My rationale is that the GTX is 18% more expensive and I can't imagine that the benchmarks put them that far apart when it comes to performance. Considering you're going for a low-budget gamer card, it makes sense to me to save the money. If you pay the extra 30 pounds to get the GTX, it's only another 10 pounds to get the 7870 which will beat it. You can repeat that exercise all the way to the 400 pound level.

If you're happy running next-gen games at high rather than ultra the 7850 will be more than adequate. At least that's what I'm counting on.


----------



## easyaddy (Dec 30, 2012)

Hmm I see, seems I have a decision to make. 

As we're on the subject of budget, I'm having some problems deciding between these two motherboards. 

gigabyte-ga-z77-d3h

Vs 

gigabyte-ga-z77x-d3h

The first one (z77), as you can see is about £15 cheaper, so I'm wondering if the extra sockets I would get in the z77x are worth the extra cash.

What do you guys think? 

Thanks


----------



## Tyree (May 10, 2009)

If you're referring to the extra GPU sockets, absolutely not.


----------



## easyaddy (Dec 30, 2012)

Well just the extra sockets in general, or any other benefits of the z77x


----------



## Tyree (May 10, 2009)

Do you need extra sockets?
LAN is onboard, Audio is onboard, one GPU socket is enough.


----------



## easyaddy (Dec 30, 2012)

I'm not sure to be honest, maybe not for the components listed in this build, but for future upgrades would i want some of the sockets which aren't available in the z77 but are in the z77x?

Also as i'm not very tech savvy, i'm worried there may be some ability on the z77x which i would wish i had if i got the z77 (if that makes any sense at all)? 



> LAN is onboard, Audio is onboard


here are you saying the z77 has the same LAN and Audio ability as the z77x?

Thanks for help.


----------



## easyaddy (Dec 30, 2012)

> If you're happy running next-gen games at high rather than ultra the 7850 will be more than adequate. At least that's what I'm counting on.


Vadigor, are you saying here that with the GTX660 I'd be able to run games in ultra, where as with the 7850 I'd have to drop down to high?


----------



## Tyree (May 10, 2009)

The GTX 660 is barely higher than a 7850 on the GPU ranking charts.


----------



## gcavan (Aug 13, 2009)

The only real differences in the two boards are the USB chipsets and the number of PCI-E x16 slots. Other features and the software bundle are identical.

GA-Z77-D3H uses the Etron EJ168 USB chip and supports up to 6 USB 3.0/2.0 ports and up to 10 USB 2.0/1.1 ports. It has 2 x PCI-E x16 slots.
GA-Z77X-D3H uses the VIA VL800 and supports up to 8 USB 3.0/2.0 ports and 6 USB 2.0/1.1 ports.
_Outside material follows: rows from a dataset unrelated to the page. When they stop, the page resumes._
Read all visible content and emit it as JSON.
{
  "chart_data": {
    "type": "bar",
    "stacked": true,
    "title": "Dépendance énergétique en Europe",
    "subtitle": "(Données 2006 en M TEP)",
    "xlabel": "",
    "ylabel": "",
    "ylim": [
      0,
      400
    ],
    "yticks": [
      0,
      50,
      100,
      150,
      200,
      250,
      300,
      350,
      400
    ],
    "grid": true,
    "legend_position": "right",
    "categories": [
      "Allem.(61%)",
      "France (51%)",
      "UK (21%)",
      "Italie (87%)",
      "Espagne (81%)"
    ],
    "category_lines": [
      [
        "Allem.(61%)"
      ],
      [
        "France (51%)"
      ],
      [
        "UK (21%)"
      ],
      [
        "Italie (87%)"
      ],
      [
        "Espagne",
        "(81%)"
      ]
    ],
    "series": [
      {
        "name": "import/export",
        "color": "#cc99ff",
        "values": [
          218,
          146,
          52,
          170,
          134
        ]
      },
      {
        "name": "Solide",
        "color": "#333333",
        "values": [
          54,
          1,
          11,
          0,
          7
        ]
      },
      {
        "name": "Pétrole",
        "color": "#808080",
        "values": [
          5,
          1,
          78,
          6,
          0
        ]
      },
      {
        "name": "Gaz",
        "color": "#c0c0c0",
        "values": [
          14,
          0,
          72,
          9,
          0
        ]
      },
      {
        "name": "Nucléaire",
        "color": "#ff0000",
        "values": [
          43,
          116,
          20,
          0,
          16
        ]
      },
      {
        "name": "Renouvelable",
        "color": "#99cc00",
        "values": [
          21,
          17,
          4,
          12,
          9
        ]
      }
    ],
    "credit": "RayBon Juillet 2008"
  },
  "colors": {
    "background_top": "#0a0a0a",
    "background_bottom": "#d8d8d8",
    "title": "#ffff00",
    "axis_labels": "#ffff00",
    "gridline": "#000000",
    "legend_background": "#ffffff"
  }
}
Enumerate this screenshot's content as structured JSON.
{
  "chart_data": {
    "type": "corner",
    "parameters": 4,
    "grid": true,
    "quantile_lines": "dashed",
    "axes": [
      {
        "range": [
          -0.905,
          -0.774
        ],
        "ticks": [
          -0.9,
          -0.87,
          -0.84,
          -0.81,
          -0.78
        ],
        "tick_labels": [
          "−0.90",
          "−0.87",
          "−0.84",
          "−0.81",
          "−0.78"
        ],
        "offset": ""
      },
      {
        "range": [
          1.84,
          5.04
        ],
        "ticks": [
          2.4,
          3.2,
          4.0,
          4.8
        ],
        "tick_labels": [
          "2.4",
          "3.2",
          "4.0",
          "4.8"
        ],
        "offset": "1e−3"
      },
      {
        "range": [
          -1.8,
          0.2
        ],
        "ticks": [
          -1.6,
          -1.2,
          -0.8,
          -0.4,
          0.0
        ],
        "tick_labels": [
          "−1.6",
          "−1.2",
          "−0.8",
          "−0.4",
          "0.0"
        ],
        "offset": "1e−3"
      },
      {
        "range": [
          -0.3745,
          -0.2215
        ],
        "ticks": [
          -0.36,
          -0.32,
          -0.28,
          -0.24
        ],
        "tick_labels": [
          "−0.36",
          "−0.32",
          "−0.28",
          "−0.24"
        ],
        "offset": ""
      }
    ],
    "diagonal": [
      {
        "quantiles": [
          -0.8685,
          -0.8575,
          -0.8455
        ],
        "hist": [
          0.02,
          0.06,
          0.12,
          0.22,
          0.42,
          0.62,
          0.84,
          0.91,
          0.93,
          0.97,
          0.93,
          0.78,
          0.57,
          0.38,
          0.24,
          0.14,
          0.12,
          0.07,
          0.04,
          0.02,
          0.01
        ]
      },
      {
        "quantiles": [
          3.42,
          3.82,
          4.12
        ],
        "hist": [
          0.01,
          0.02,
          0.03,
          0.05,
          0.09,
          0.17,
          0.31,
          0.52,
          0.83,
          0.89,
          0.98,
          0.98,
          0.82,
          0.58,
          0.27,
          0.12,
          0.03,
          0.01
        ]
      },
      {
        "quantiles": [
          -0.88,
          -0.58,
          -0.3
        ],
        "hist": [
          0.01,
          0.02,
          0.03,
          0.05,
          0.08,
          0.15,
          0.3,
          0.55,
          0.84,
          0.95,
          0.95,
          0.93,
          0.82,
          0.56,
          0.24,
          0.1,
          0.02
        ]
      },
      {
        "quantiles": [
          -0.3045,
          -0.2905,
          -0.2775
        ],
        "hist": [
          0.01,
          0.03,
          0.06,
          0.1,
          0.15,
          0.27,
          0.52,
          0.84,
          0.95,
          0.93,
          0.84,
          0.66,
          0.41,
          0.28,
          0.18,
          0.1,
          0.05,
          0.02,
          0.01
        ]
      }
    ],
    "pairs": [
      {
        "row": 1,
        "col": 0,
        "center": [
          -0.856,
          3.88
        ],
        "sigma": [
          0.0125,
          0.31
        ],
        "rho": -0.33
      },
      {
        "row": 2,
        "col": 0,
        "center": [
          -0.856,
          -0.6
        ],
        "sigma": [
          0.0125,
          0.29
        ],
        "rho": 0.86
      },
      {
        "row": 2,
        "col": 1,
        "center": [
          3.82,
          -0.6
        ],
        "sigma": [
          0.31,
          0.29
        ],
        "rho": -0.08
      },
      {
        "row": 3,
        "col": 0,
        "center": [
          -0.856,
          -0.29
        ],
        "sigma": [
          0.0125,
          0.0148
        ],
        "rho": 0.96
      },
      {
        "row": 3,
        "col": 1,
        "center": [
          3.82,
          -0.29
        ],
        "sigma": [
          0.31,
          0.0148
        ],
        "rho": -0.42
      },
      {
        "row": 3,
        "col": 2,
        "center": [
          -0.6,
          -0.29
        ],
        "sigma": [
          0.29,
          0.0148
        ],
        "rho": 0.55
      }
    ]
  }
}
Has 3 PCI-E x16 slots.

It boils down to your £17 buys you two fewer USB ports and nets you two-way SLI/Crossfire at x8/x8. So your decision should really be based on whether or not you think you will ever add a second graphics card.


----------



## easyaddy (Dec 30, 2012)

Thanks gcavan that's made my decision on the mobo's 

Now just have to decide upon the GPU :s


----------



## easyaddy (Dec 30, 2012)

Just a quicky... Will an XFX 550w be enough power for this build?


----------



## Tyree (May 10, 2009)

A good quality 550W PSU is good for the GTX 660. 620W for the 7850.


----------



## Vadigor (Apr 19, 2009)

easyaddy said:


> Vadigor, are you saying here that with the GTX660 I'd be able to run games in ultra, where as with the 7850 I'd have to drop down to high?


I should have been clearer. In my conclusion I wasn't comparing the 7850 to the GTX660 but rather to the more expensive cards such as the GTX680 or the 7970. As Tyree confirmed, the difference between the 7850 and the 660 is very small and you'd be unlikely to even notice it. The 7850 will run all current games in ultra quality on standard HD resolution. I believe it should also run future games on ultra to high for at least one to two years.

In the end I suggest you go with the 7850. It's powerful, should keep you playing for years and offers the best value-for-money in the gaming range.


----------



## easyaddy (Dec 30, 2012)

Ahh i see fair enough thanks.

Would someone be able to tell me the difference between these two Hdd's if there are any?
The recommended builds use seagate but everyone seems to be raving about the Wd's... is it the cache size? and if so, is it worth the extra £17? I know it seems trivial but i'm buying the components pretty much now and just want to make sure im saving where i can be. Although still baring in mind that i want speed and quality. Im just too inexperienced and haven't got the knowledge in this department to see when the extra speed or quality is worth the money.

Anyway the two Hdd's are below. 

Wd 500gb Caviar Black 64mb 7200pm 3.5 Inch Desktop.. | Ebuyer.com

vs

Seagate 500GB 3.5" SATA-III 6Gb/s Barracuda Hard.. | Ebuyer.com

cheers


----------



## Masterchiefxx17 (Feb 27, 2010)

Either HDD will do just fine.

CPU cache - Wikipedia, the free encyclopedia


----------



## easyaddy (Dec 30, 2012)

Thanks for the quick reply.

So no noticeable performance difference between the two during casual 'computing' and gaming??


----------



## easyaddy (Dec 30, 2012)

Another thing I'm also confused about at the moment is whether my build will run windows 8 or if i need to get 7, and also whether i need the 32 or 64 bit version? 

if someone could shed some light on this it would be much appreciated, thanks


----------



## Masterchiefxx17 (Feb 27, 2010)

You'll want to buy and run Windows 7 64bit. We don't recommend Windows 8 for desktops.


----------



## easyaddy (Dec 30, 2012)

Brilliant that's the one i was planning on, Cheers


----------



## Tyree (May 10, 2009)

7 is my preference. Get the OEM version to save money.


----------



## Vadigor (Apr 19, 2009)

You should always get 64 bit these days as 32 will only support a maximum of 4GB of RAM. I suppose W7 versus 8 could be seen as a personal choice, but I think most people would agree that 7 is objectively better than 8 for desktop use. With 8 you get a touch screen interface that you're only likely to find annoying with no other features worth considering. 7 is also likely to be cheaper.

As for the HDDs, as Tyree said the difference will be minimal. You'd be unlikely to notice the difference. Transactions that fill a 16 MB buffer will fill a 64 MB in short order as well.

One thing to note however is that the WD comes with a 5 year warranty, where no warranty info is listed on the Barracuda's product description, which likely means it's only two years. It's probably still not worth the difference in price though unless you have brand preference like me.


----------